Today on a site called The Daily Beast, I read a review of "Enemies of the People," as submitted by Marie Brenner. The review was so powerful, I wanted to immediately start reading this book. (It also made me wish I owned a Kindle for times such as this!). Biographies are among my favorite reads. I especially appreciate those which include a historical context. This account draws from newly known Hungarian secret police documents, and that definitely intrigues me. I'm also drawn by the complex family dynamics which led to the children's removal from their parents, and I want to know how author Kati Marton has since come to understand her parents and their actions. In addition, I look forward to learning from Ms. Marton about how she coped with that painful separation.
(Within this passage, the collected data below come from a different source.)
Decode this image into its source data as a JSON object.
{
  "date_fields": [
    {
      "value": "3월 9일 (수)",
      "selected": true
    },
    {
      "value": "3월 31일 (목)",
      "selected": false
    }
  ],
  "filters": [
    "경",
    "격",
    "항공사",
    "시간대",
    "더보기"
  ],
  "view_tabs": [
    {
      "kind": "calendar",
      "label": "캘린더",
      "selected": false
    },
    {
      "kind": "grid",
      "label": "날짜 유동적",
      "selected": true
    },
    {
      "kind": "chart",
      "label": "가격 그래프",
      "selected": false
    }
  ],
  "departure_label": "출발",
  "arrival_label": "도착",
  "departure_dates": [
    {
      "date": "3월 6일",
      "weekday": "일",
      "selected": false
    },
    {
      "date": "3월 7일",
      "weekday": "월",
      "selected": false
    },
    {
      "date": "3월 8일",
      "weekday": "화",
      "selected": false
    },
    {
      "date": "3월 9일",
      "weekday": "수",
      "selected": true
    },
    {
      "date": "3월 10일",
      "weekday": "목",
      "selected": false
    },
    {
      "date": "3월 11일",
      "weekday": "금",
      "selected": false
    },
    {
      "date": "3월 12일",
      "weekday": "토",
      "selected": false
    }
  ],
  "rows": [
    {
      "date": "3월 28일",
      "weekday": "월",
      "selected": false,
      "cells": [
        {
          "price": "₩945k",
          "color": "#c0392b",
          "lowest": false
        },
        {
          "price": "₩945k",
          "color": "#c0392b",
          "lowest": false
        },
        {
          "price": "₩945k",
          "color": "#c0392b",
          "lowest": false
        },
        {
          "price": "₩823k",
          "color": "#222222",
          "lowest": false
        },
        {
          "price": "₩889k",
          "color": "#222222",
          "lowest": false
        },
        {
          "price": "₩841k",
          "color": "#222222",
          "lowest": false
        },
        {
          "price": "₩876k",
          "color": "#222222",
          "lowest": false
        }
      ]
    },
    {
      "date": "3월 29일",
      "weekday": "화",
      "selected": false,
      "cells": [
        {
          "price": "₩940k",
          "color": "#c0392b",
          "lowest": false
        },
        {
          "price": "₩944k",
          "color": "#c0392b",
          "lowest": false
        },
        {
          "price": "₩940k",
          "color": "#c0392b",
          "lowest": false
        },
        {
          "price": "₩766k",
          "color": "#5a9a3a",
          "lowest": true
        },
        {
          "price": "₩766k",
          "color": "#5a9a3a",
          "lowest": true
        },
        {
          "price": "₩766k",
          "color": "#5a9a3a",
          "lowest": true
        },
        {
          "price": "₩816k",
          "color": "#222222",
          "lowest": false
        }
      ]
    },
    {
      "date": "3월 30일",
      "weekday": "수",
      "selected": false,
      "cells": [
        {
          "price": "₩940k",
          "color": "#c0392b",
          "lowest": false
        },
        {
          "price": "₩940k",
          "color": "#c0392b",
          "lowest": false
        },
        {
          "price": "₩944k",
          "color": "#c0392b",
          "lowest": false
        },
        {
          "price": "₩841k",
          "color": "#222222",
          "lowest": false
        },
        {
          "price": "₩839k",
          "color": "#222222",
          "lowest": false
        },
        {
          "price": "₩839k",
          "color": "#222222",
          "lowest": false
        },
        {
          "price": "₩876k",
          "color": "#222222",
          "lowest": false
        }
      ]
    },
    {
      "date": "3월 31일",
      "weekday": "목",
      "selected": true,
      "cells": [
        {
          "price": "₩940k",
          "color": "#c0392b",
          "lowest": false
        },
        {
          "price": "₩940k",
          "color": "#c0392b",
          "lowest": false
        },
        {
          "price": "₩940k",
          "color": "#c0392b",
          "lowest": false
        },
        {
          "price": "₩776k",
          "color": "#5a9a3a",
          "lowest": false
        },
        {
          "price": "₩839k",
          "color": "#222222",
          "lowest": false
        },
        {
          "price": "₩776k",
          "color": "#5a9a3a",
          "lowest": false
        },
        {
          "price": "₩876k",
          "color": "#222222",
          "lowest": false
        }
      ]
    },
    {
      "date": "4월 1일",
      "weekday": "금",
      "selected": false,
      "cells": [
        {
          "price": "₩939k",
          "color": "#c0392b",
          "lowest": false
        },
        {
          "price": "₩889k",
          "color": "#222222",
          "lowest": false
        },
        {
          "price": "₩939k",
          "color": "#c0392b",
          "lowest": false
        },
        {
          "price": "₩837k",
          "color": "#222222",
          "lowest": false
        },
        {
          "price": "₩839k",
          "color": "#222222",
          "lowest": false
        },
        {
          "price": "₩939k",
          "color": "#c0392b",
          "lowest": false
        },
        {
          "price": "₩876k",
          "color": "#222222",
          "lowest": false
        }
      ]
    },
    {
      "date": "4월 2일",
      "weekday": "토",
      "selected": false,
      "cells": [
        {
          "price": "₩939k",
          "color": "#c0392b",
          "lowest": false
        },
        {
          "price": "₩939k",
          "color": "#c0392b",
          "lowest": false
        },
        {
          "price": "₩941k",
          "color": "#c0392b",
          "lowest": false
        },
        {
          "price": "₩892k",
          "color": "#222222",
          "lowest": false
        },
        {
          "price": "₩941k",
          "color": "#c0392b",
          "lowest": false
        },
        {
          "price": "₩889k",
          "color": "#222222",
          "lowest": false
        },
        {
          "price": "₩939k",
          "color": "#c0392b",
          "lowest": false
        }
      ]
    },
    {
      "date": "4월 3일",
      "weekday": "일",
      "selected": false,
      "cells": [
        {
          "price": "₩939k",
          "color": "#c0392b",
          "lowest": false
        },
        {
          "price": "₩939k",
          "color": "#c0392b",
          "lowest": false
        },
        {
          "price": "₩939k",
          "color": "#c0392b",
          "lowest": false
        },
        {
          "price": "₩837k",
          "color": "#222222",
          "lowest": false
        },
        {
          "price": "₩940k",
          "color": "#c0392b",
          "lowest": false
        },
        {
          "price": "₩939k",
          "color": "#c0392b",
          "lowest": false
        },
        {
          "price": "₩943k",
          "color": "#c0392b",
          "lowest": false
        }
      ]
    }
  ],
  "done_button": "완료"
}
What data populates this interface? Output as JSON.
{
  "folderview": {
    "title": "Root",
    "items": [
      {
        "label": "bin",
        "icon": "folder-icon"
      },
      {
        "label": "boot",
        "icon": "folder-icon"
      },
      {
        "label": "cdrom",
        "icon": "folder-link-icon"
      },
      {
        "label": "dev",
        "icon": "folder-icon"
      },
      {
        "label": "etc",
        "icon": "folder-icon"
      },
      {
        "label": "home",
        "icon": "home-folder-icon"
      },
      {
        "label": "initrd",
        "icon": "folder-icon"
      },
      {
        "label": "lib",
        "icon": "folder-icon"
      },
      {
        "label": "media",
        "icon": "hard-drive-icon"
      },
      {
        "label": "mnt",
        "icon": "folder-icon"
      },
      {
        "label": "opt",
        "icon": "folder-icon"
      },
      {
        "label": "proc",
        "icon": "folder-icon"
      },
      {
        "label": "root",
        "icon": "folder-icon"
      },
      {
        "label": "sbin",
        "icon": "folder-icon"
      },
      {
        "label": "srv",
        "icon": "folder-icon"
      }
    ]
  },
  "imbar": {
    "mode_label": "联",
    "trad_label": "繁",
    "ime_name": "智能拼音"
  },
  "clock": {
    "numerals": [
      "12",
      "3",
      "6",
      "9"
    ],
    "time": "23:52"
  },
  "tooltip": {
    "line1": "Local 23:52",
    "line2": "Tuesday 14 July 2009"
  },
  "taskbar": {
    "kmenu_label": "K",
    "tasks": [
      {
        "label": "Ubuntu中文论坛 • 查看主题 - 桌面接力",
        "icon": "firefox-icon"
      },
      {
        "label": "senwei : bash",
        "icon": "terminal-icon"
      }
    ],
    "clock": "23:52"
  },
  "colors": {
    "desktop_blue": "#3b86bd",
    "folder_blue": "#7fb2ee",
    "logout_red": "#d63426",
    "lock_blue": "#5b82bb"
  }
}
Because I saw no reviews posted for this book (just yet), I'm supplying what Marie Brenner offered which got me excited about reading "Enemies of the People." Here is her review:

"Kati Marton's Enemies of the People is a revelation. It is a tender yet unsparing portrait of her glamorous and complicated parents locked in the hell of a totalitarian state, and their escape from Hungary to America. Marton draws on hundreds of pages of newly-discovered documents from AVO, Hungary's vicious secret police, a Pandora's Box revealing little-known facts of her life.

Her parents, Endre and Ilona Marton, struggled as the last independent reporters behind the Iron Curtain. In Hungary's most repressive era, the Martons drove through Budapest in a white Studebaker convertible, honed their contacts in the American embassy and at times seemed willfully naïve to the possible dangers for their daughters. As journalists filing for the AP and UPI, the Martons' pursuit of the truth would result in their ultimate arrest and isolation from Kati and her sister Juli, farmed out to a foster family.

More than 50 years later, Marton masterfully details the betrayals of those closest to her family and the uncommon courage it took her parents to survive. "Children cannot fully know their parents," Marton writes. Enemies of the People suggests otherwise.